With this volume of messages, there are many possibilities for errors.

In January, a Google searcher typed "I'm meeting an investor next week", and Smart Compose thought that they might want to follow this statement by asking a question.

"Do you want to meet him?" was the suggested text generated by predictive technology, which had just assumed that the investor was an "it" and not a "she".

Lambert told Reuters that the Smart Compose team had tried several times to get around the problem, but none had paid off.

Not wanting to take any risk on the technology by mistakenly predicting the identity of a person's gender and offending the users, the company has completely rejected the suggestion of gender pronouns.

Google might have been extra cautious about potential sex gaffes, because it's not the first time that one of their artificial intelligence systems is caught. in the trap of an offensive conclusion.

In 2016, Carole Cadwalladr of the Guardian said she typed the phrase "are Jews" in a Google search bar, which then suggested, among other options, that Cadwalladr might want to ask: "Jews are they mean? "

And, in the summer of 2015, the company apologized after an artificial intelligence feature that helps organize images of Google Photos users and assigns them an image of two African Americans as a different species. than the man.
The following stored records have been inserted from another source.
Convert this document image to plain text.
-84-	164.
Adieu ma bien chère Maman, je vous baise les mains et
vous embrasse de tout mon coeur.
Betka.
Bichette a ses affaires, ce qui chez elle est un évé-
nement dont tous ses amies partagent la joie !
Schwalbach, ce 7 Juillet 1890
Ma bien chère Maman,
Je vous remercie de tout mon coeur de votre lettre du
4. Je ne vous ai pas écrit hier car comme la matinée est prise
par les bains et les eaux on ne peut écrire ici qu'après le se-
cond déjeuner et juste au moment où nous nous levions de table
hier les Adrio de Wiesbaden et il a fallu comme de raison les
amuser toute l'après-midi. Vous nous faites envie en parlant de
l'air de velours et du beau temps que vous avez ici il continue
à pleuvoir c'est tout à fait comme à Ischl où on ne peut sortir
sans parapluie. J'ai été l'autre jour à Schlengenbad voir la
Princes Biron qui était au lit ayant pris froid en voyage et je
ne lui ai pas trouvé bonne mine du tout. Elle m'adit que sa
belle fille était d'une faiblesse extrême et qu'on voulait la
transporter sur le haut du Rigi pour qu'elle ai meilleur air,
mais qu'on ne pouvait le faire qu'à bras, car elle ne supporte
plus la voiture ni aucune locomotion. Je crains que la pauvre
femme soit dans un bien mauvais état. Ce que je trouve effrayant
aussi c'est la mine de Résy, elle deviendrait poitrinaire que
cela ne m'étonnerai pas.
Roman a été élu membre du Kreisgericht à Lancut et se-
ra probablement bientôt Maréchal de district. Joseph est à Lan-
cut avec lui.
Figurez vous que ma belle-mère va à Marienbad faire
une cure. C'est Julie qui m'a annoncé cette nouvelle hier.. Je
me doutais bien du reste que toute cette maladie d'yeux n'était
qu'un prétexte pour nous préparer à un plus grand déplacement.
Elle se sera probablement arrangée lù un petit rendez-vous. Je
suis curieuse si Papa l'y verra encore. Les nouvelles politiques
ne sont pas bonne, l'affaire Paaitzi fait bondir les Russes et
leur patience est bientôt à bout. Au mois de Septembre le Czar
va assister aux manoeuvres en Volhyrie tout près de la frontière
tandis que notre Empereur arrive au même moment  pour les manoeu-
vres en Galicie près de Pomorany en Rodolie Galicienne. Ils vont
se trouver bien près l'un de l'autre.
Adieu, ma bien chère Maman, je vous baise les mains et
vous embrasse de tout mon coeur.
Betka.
However, these blunders are not entirely the fault of the algorithm programmers and a blame can honestly be attributed to the algorithm itself, according to Christian Sandvig, a professor at the School of Information of the United States. University of Michigan, who had spoken to NPR in 2016.

"The systems are of sufficient complexity that it is possible to say that the algorithm has done it," he says. "And it's true, the algorithm is complicated enough and changes in real time. He writes his own rules based on data and input so that he does things and surprises us often. "

Technologies such as Smart Compose learn to write sentences by studying the relationships between typed words by ordinary humans.

Reuters reports:

"A system that displays billions of human phrases becomes adept at filling out common phrases but is limited by generalities.Men have long dominated areas such as finance and science, for example, so that technology would conclude from data that an investor or engineer is "or" him. "The issue is of concern to almost all major technology companies."

Subbarao Kambhampati, professor of computer science at Arizona State University and former president of the Association for the Advancement of Artificial Intelligence, spoke with NPR in 2016 on the ethics of AI.

"When you train a learning algorithm on a set of data, it will find a pattern that is in that data.This is known, obviously, understood by all AI members," he said. -he declares. "But the fact that this can engender unintentional stereotypes, unintentional discrimination, has become a much more worrying problem at the moment."